O prémio foi entregue a uma prima e ao advogado do cineasta ucraniano, que está detido na Rússia "por razões políticas" e a cumprir uma pena de 20 anos de prisão.

O Parlamento Europeu (PE) entregou hoje, numa cerimónia na sessão plenária de Estrasburgo, o prémio Sakharov aos representantes do cineasta ucraniano Oleg Sentsov, que está detido na Rússia "por razões políticas".

O presidente do PE, Antonio Tajani, sublinhou, no seu discurso, que Sentsov "está detido por razões políticas" e a cumprir uma pena de 20 anos de prisão, depois de se ter manifestado contra a anexação da Crimeia pela Rússia.

Tajani pediu, mais uma vez, a libertação de Sentsov e de outros presos políticos na Crimeia, condenou a violação da integridade territorial da Ucrânia pela Rússia e apelou a uma acalmia nas tensões entre Moscovo e Kiev.

O prémio Sakharov 2018 foi recebido por uma prima e o advogado do galardoado.

Sentsov cumpriu uma greve de fome de 145 dias em apelo à libertação de todos os presos políticos ucranianos na Rússia, tendo o protesto sido interrompido à força dado o seu estado de debilidade.

Na cerimónia, Natalia Kaplan, discursando em nome do cineasta, salientou o papel de ativista do seu primo e denunciou a detenção ilegal de Sentsov, que foi ainda torturado e julgado num tribunal militar russo.

Sentsov é um declarado opositor à anexação da Crimeia pela Rússia, tendo sido detido em Simferopol (Crimeia), em 10 de maio de 2014, sob a acusação de planear atos de terrorismo contra o domínio russo 'de facto' na província.

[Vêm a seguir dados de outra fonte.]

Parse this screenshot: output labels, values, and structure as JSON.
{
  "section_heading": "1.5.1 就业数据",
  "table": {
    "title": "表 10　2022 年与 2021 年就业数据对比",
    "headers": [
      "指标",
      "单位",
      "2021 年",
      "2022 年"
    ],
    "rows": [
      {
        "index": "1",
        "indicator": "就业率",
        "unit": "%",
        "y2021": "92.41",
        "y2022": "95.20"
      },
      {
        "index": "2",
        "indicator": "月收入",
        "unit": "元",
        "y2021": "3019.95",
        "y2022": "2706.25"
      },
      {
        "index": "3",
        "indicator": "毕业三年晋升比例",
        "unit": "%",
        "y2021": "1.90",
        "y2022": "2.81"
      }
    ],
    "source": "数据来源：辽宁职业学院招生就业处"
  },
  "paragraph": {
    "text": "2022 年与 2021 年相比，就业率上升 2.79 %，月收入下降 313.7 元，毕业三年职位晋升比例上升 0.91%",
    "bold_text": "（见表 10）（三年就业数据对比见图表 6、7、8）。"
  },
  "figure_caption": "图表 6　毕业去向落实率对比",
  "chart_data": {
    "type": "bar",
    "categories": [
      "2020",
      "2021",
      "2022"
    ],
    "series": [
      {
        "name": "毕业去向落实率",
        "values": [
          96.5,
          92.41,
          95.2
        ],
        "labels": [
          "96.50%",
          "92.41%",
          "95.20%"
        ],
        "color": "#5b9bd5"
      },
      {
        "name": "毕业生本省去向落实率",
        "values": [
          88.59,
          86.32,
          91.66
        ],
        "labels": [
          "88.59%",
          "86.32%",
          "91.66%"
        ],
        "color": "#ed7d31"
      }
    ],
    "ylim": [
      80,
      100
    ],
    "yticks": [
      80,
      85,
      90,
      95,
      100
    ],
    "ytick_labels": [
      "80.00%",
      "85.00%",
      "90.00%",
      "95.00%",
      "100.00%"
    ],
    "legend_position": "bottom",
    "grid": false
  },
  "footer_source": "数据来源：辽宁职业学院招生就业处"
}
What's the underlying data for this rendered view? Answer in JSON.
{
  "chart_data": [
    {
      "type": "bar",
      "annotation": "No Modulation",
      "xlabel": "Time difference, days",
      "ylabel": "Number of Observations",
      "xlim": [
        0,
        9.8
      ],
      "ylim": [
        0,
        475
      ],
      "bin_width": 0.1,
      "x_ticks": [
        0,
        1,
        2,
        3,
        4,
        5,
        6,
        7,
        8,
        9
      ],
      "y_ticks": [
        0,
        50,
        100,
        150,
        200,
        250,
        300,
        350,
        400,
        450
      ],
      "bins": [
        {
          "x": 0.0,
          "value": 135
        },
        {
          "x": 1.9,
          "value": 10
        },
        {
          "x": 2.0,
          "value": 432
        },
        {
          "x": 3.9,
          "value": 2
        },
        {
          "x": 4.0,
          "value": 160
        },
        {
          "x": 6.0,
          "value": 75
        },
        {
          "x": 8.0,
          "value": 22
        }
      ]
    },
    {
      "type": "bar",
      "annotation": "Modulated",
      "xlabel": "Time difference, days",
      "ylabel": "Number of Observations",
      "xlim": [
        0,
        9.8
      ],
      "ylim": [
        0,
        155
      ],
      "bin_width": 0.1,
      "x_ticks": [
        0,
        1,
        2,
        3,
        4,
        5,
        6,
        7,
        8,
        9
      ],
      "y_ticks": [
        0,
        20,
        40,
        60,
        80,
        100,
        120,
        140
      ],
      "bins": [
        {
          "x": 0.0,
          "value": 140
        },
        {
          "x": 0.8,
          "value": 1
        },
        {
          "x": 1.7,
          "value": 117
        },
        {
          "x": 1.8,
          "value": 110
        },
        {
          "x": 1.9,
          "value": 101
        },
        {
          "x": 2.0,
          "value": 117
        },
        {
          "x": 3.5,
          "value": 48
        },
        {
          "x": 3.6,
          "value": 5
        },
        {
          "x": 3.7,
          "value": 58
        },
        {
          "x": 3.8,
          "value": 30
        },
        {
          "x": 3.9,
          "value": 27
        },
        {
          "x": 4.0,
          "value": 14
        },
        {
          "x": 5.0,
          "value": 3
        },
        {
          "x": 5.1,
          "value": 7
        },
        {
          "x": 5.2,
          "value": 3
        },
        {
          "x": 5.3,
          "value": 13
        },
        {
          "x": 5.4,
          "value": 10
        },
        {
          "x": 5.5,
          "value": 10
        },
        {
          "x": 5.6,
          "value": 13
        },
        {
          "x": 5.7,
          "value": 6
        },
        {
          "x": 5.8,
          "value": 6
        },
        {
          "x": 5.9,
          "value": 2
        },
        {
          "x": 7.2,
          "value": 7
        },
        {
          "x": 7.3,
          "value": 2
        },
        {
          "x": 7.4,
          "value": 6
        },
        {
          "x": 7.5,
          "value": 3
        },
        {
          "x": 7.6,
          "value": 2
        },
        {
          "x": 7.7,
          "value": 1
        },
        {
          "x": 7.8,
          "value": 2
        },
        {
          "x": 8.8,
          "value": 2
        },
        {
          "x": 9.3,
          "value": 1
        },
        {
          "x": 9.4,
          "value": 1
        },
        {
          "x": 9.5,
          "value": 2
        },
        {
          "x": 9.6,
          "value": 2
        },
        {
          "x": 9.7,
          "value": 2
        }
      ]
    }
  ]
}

O Prémio Sakharov para a Liberdade de Pensamento, batizado em honra do dissidente e cientista soviético Andrei Sakharov, foi estabelecido em dezembro de 1988 pelo PE para homenagear pessoas ou organizações que dedicaram as suas vidas ou ações à defesa dos direitos humanos e à liberdade.

A oposição democrática na Venezuela foi galardoada em 2017 e Sentsov é o primeiro europeu a receber o prémio desde a associação russa Memorial, criada para ajudar presos no regime soviético, que foi distinguida em 2009.

O prémio consiste num certificado e um cheque de 50 mil euros.